Emergent BioSolutions Expanded Access Policy
Emergent is committed to helping to protect and enhance lives. Whenever possible, patients are encouraged to participate in clinical trials. However, we understand that in rare occasions patients may not be able to participate in existing clinical trials, have exhausted all of other available therapies and may need to seek access to investigational products before approval by a regulatory authority. This is referred to as Expanded Access.

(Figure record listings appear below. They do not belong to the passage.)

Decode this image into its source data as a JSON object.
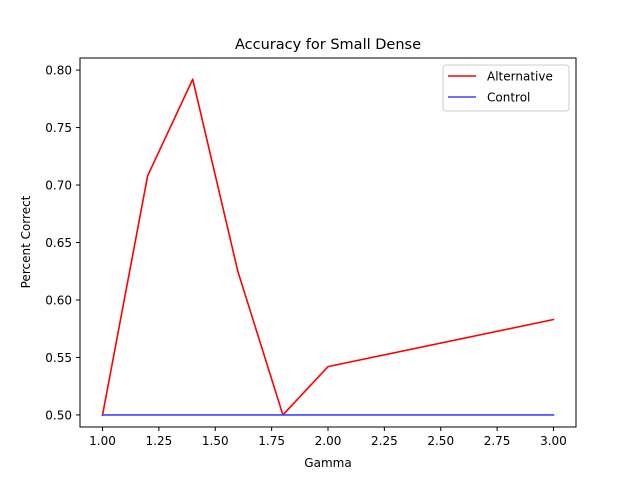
{
  "chart_data": {
    "type": "line",
    "title": "Accuracy for Small Dense",
    "xlabel": "Gamma",
    "ylabel": "Percent Correct",
    "xlim": [
      0.9,
      3.1
    ],
    "ylim": [
      0.4895,
      0.8105
    ],
    "xticks": [
      "1.00",
      "1.25",
      "1.50",
      "1.75",
      "2.00",
      "2.25",
      "2.50",
      "2.75",
      "3.00"
    ],
    "yticks": [
      "0.50",
      "0.55",
      "0.60",
      "0.65",
      "0.70",
      "0.75",
      "0.80"
    ],
    "grid": false,
    "legend_position": "top-right",
    "series": [
      {
        "name": "Alternative",
        "color": "#ff0000",
        "x": [
          1.0,
          1.2,
          1.4,
          1.6,
          1.8,
          2.0,
          3.0
        ],
        "y": [
          0.5,
          0.708,
          0.792,
          0.625,
          0.5,
          0.542,
          0.583
        ]
      },
      {
        "name": "Control",
        "color": "#4040ff",
        "x": [
          1.0,
          1.2,
          1.4,
          1.6,
          1.8,
          2.0,
          3.0
        ],
        "y": [
          0.5,
          0.5,
          0.5,
          0.5,
          0.5,
          0.5,
          0.5
        ]
      }
    ]
  }
}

The Expanded Access Program (sometimes referred to as “Compassionate Use”) may be a potential pathway for a patient (specific population or group) with an immediately life-threatening condition or serious disease or condition to gain access to an investigational product candidate for treatment outside of a clinical trial.
General Criteria
Emergent approaches the expanded use of our investigational products under the following considerations and criteria on a case-by-case basis:
The patient has a serious or immediately life-threatening disease or condition for which there is no comparable or satisfactory alternative therapy to treat the disease or condition
There are no available clinical trials, or the patient is ineligible for participation in available clinical trials and has exhausted all other available therapies
The potential benefit justifies the potential risk of the treatment and the potential risks are not unreasonable in the context of the disease or condition to be treated; sufficient clinical data has been evaluated to ensure the proper dose and duration is considered safe and demonstrates preliminary evidence of effectiveness
Providing the investigational product for the requested use will not interfere with the initiation, conduct, or completion of clinical investigations that could support marketing approval of the Expanded Access use or otherwise compromise the potential development of the expanded access use
The treating physician is willing to open an Investigator IND with the FDA
The program must be compliant with local laws and regulations
The program will be discontinued as soon as reasonably appropriate once the product is approved by regulatory agency(ies).
Contact Information
A treating physician may contact us for questions or requests regarding our Expanded Access program as follows:
Submit questions or information to: Expandedaccess@ebsi.com
Additional information may be obtained from the U.S. Food and Drug Administration: https://www.fda.gov/downloads/newsevents/publichealthfocus/expandedaccesscompassionateuse/ucm504494.pdf
Requests should include sufficient information and details to facilitate Emergent’s evaluation of the request. Contact information must be provided to ensure Emergent is able to communicate with the treating physician, (include phone number, email address and address). The requestor, i.e., treating physician, must be willing to submit an Investigator IND, as appropriate, should the request be granted.
Receipt of all requests will be acknowledged within 3 – 5 business days or as soon as possible if the request includes emergency use for an individual patient. The decision to provide the investigational product will be communicated by Emergent based on a thorough and impartial evaluation of the request.
If you are a Healthcare Professional who would like to request compassionate use of an Emergent investigational medicine, please contact us at Expandedaccess@ebsi.com.
In order to handle your enquiry, we are required to record and maintain the personal information that you have provided to us. This may include your name and contact details. This personal information will be processed solely for the purpose of dealing with your enquiry and retained in accordance with our Privacy Policy. More detailed information on the processing of your personal information is available from our Privacy Policy available at http://emergentbiosolutions.com/privacy-policy.
Available Clinical Trials
Available Clinical Trials may be referenced through https://clinicaltrials.gov/ or other regional public registries.
This website and policy will be updated with a hyperlink or other reference to the expanded access record on clinicaltrials.gov after such record becomes active.